Suppose you had $400 in monthly debt payments, and your tax rate was 20%. You would have to earn $500 a month before taxes to make a $400 debt payment. So once that debt is paid off, you can now contribute $500 a month to a pretax retirement account such as a 401k or IRA and still maintain the same budget you had when you were making the debt payments. So now not only are you not paying interest on your debt, but you can now save an extra $100 a month not paying the tax man. That works out to an additional $1200 a year that you can keep to yourself on top of the $4800 saved from not making debt payments.
Now of course if your tax rate is higher you will save even more money by paying off debt and investing in a tax advantaged account. If your effective tax rate is 30%, you will need to make about $572 to make $400 after tax. [$572 * 0.70 = $400.40]

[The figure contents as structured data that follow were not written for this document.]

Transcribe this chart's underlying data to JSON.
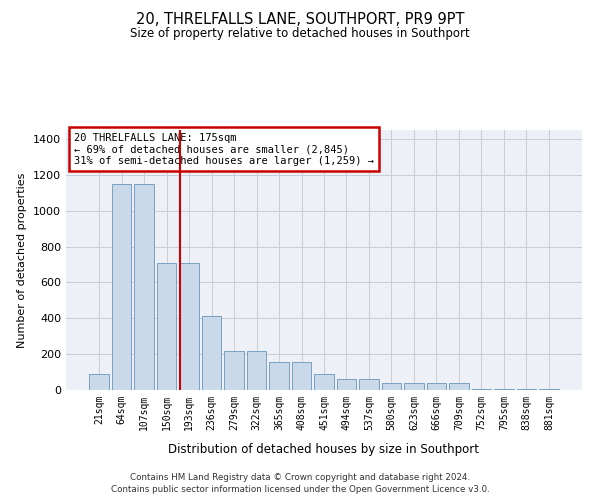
{
  "title": "20, THRELFALLS LANE, SOUTHPORT, PR9 9PT",
  "subtitle": "Size of property relative to detached houses in Southport",
  "xlabel": "Distribution of detached houses by size in Southport",
  "ylabel": "Number of detached properties",
  "footer1": "Contains HM Land Registry data © Crown copyright and database right 2024.",
  "footer2": "Contains public sector information licensed under the Open Government Licence v3.0.",
  "bar_labels": [
    "21sqm",
    "64sqm",
    "107sqm",
    "150sqm",
    "193sqm",
    "236sqm",
    "279sqm",
    "322sqm",
    "365sqm",
    "408sqm",
    "451sqm",
    "494sqm",
    "537sqm",
    "580sqm",
    "623sqm",
    "666sqm",
    "709sqm",
    "752sqm",
    "795sqm",
    "838sqm",
    "881sqm"
  ],
  "bar_values": [
    90,
    1150,
    1150,
    710,
    710,
    415,
    215,
    215,
    155,
    155,
    88,
    60,
    60,
    38,
    38,
    38,
    38,
    8,
    8,
    8,
    8
  ],
  "bar_color": "#c9d9ea",
  "bar_edge_color": "#7aa0c0",
  "grid_color": "#c8ccd8",
  "bg_color": "#edf1f7",
  "annotation_box_edgecolor": "#cc0000",
  "annotation_text_line1": "20 THRELFALLS LANE: 175sqm",
  "annotation_text_line2": "← 69% of detached houses are smaller (2,845)",
  "annotation_text_line3": "31% of semi-detached houses are larger (1,259) →",
  "vline_color": "#cc0000",
  "vline_x": 3.6,
  "ylim": [
    0,
    1450
  ],
  "yticks": [
    0,
    200,
    400,
    600,
    800,
    1000,
    1200,
    1400
  ],
  "fig_width": 6.0,
  "fig_height": 5.0,
  "dpi": 100
}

Pay off that debt and you will have $6864 that you could contribute to a retirement account. With that retirement account growing at 9% a year tax free, you will have over $1 million in about 30 years. Start doing this at 30 and you can be a millionaire by the time you’re 60. And thanks to the miracle of compound interest, you will have $2 million in another 8 years at 9% interest. All because you reduced your expense $400 a month. Pretty cool, huh?